Stellenvernichter Roundup
Von Kristian Stemmler
Für Fehlentscheidungen des Managements büßt in Unternehmen immer die Belegschaft. So auch bei Bayer: Rund 12.000 Stellen hat der Pharma- und Agrarkonzern im Zuge der Anfang 2024 angekündigten »Umstrukturierung« bisher abgebaut. Das berichtete Reuters am Mittwoch mit Verweis auf eine aktuelle Präsentation des Unternehmens. Demnach wird beim umfassenden Kürzungskurs bis Ende 2026 nicht auf betriebsbedingte Kündigungen zurückgegriffen. Als Teil des »Konzernumbaus« hatte Bayer im Mai bereits die Schließung des Standorts Frankfurt am Main mit rund 500 Beschäftigten verkündet.
Ein Hauptgrund für die Schlagseite beim Leverkusener Konzern, die diesen Kahlschlag zur Folge hat, ist die spektakuläre Übernahme des US-Agrarriesen Monsanto 2018. Bayer holte sich damals den glyphosathaltigen, als krebserregend verdächtigen Unkrautvernichter Roundup ins Haus – und damit auch Tausende Schadenersatzklagen in den USA. Seit der Übernahme fiel der Aktienwert des Unternehmens deutlich. Vor allem litten die Profite. 2020 sowie 2023 und 2024 wies der Konzern herbe Verluste aus.
In den USA ist die Konzernführung daher weiterhin bemüht, die Glyphosat-Klagewelle irgendwie in den Griff zu bekommen. »Wir halten an unserem Ziel fest, die Rechtsrisiken bis Ende 2026 signifikant einzudämmen«, erklärte Vorstandschef Bill Anderson am Mittwoch bei der Vorlage der Quartalsbilanz. Tausende Fälle seien inzwischen »vertraulich« und zu niedrigen Durchschnittskosten beigelegt worden. Dank eines größeren Vergleichs sank die Zahl offener Glyphosat-Klagen zuletzt auf 61.000 von zuvor 67.000 Fällen.
Hoffnungen setzt der Konzernchef auch in den Obersten Gerichtshof der USA, den Supreme Court, vor dem Bayer die Revision eines Glyphosaturteils beantragt hat. Noch steht aber eine Stellungnahme des US-Generalstaatsanwalts zu dem Antrag aus. Ob sich das Gericht mit dem Fall befasst, hängt maßgeblich davon ab. Bis zum Sommer 2026 könnte es ein Urteil in der Sache geben, von dem Bayer sich Rechtssicherheit erhofft. Es ist bereits der dritte Anlauf des Konzerns vor dem Supreme Court. Diesmal rechnet man sich in Leverkusen bessere Chancen aus, da es inzwischen widersprüchliche Urteile von Bundesberufungsgerichten gebe.

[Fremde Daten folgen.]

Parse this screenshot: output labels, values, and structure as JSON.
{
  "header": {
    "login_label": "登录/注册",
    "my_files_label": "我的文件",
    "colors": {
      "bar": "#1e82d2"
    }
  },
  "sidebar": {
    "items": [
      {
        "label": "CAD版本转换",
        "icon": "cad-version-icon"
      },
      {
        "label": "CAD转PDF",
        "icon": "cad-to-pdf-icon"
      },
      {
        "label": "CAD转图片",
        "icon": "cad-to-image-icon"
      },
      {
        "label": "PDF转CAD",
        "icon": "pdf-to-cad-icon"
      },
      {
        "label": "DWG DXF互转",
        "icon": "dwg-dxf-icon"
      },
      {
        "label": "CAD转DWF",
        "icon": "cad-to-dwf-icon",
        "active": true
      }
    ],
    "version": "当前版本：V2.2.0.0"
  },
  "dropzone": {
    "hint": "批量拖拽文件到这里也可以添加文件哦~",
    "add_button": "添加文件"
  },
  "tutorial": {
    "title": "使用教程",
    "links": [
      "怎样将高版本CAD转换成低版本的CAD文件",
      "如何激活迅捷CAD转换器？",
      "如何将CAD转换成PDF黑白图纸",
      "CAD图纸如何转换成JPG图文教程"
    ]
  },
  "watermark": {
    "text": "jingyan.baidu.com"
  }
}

Im Pharmabereich läuft es ebenfalls nicht gut für Bayer. Es fehlen große »Blockbuster«, die wegbrechende Erlöse mit den umsatzstarken Medikamenten Eylea (gegen Makuladegeneration) und Xarelto (Blutverdünner) kompensieren könnten. Deren Patente laufen nach und nach aus. Ende des vergangenen Jahres kam noch ein herber Flop in einer klinischen Studie mit Bayers größtem Pharmahoffnungsträger, dem Gerinnungshemmer Asundexian, hinzu. Das Medikament – eines der wichtigsten, das der Konzern bislang entwickelt hat – ist nicht so wirksam, wie erhofft.

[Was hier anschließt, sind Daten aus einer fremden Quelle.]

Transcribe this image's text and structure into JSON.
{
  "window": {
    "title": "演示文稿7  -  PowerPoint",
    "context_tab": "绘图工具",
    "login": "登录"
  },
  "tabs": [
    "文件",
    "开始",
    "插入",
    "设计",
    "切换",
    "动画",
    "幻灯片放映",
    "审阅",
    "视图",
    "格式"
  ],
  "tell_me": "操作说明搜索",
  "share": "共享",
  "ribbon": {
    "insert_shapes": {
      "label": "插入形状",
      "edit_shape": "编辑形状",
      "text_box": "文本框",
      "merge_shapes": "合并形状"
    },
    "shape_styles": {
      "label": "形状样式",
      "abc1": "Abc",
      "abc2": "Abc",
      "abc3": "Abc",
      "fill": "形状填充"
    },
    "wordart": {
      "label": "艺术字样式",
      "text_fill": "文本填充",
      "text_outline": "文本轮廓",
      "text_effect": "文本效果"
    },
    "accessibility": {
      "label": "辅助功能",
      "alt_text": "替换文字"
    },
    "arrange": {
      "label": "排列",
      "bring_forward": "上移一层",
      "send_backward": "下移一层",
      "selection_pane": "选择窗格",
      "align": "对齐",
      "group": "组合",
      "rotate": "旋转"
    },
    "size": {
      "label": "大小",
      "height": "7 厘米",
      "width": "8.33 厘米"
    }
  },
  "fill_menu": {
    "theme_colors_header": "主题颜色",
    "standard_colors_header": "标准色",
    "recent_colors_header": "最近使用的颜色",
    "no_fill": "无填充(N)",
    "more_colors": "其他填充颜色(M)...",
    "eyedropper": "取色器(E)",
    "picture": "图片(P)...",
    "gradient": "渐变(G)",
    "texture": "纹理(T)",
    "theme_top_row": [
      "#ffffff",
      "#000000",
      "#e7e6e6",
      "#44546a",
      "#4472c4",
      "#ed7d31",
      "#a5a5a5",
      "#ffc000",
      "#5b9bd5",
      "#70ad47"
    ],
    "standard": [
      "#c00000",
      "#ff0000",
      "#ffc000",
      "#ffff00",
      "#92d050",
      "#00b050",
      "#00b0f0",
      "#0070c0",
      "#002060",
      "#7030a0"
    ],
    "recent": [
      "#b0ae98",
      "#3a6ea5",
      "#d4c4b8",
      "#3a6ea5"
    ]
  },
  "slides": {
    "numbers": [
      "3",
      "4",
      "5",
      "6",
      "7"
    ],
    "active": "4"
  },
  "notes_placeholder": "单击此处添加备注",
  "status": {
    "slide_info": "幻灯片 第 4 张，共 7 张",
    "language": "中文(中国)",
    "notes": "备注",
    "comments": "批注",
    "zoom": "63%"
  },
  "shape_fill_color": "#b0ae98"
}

Seit 2018 befindet sich die deutsche Chemie- und Pharmabranche in einer Krise, meldete der Verband der Chemischen Industrie (VCI) Mitte Juli mitsamt dem Hinweis, die rasante Talfahrt sei gestoppt. Bisher konnten gute Pharmageschäfte den Umsatz im ersten Halbjahr 2025 stützen. Gemessen am Vorjahreszeitraum ging er nur minimal um 0,5 Prozent auf 107 Milliarden Euro zurück. Die energieintensive Chemiesparte leidet schon länger unter gestiegenen Energiepreisen und der Konjunkturflaute.

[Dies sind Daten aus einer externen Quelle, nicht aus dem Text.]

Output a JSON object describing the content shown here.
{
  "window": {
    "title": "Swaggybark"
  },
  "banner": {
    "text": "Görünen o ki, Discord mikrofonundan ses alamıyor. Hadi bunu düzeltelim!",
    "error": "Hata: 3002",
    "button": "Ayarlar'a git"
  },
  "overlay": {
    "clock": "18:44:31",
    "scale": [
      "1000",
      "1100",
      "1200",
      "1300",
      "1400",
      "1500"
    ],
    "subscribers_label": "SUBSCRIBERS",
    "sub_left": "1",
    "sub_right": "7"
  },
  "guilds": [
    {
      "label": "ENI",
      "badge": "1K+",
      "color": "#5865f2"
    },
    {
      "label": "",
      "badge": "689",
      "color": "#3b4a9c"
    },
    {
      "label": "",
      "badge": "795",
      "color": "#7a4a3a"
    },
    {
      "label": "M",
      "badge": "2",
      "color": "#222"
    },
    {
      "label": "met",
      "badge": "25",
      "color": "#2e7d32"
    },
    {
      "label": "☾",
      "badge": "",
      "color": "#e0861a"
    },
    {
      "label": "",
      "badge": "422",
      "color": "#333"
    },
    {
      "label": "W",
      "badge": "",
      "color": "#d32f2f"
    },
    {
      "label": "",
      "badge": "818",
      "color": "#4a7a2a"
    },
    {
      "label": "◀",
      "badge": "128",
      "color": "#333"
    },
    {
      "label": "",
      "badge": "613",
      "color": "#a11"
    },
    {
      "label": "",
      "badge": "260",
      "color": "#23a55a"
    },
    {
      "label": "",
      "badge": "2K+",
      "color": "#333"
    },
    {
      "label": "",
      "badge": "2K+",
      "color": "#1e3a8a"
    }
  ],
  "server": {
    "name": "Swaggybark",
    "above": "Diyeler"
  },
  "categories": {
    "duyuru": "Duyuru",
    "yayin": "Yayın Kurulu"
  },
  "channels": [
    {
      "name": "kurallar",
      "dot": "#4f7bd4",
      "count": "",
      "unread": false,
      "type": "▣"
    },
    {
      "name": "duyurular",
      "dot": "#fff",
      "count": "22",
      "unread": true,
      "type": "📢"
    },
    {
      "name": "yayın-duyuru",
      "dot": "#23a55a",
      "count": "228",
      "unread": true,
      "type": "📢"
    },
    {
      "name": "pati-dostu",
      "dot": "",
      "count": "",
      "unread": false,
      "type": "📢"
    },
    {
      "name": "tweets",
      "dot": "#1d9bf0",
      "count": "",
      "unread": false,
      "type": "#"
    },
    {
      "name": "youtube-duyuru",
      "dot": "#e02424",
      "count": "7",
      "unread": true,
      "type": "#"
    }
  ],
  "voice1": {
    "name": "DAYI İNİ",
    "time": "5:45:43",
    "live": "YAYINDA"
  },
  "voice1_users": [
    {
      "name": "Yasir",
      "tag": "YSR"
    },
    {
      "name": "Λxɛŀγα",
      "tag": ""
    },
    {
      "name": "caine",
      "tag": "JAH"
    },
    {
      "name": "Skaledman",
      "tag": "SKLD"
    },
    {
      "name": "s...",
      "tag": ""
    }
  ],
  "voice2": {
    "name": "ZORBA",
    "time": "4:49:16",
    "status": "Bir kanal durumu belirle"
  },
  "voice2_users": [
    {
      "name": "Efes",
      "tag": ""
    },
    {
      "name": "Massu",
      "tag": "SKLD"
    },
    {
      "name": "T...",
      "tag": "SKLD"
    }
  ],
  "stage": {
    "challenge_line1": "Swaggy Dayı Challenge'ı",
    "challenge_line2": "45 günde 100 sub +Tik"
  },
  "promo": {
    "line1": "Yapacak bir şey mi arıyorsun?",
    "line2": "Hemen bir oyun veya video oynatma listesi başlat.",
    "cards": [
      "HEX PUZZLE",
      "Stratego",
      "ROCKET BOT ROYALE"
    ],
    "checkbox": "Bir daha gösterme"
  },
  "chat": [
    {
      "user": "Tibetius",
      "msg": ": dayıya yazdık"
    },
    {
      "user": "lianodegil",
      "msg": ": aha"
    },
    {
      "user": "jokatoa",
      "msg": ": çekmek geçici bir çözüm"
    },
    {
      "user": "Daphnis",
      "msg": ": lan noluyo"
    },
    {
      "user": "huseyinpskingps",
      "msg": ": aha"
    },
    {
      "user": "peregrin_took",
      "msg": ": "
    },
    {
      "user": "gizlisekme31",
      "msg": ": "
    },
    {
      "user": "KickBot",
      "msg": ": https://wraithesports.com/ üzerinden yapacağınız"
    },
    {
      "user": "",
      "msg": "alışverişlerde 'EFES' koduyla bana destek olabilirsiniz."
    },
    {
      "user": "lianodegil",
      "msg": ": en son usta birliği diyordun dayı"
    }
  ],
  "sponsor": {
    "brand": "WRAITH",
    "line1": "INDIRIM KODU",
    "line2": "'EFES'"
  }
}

So rechnet man auch bei Bayers Konkurrenten BASF in Ludwigshafen mit weniger Gewinn. Nach den vor einer Woche präsentierten Zahlen ist der Umsatz im zweiten Quartal wegen niedrigerer Preise vor allem bei Basischemikalien um zwei Prozent auf 15,8 Milliarden Euro gesunken. Der auf die Aktionäre anfallende Gewinn betrug rund 80 Millionen Euro, nach 430 Millionen Euro im Vorjahr. Das bereinigte Ergebnis vor Zinsen, Steuern und Abschreibungen (Ebitda) korrigierte der Chemiekonzern auf 7,3 Milliarden bis 7,7 Milliarden Euro. Zuvor hatte BASF noch 8,0 bis 8,4 Milliarden Euro angepeilt.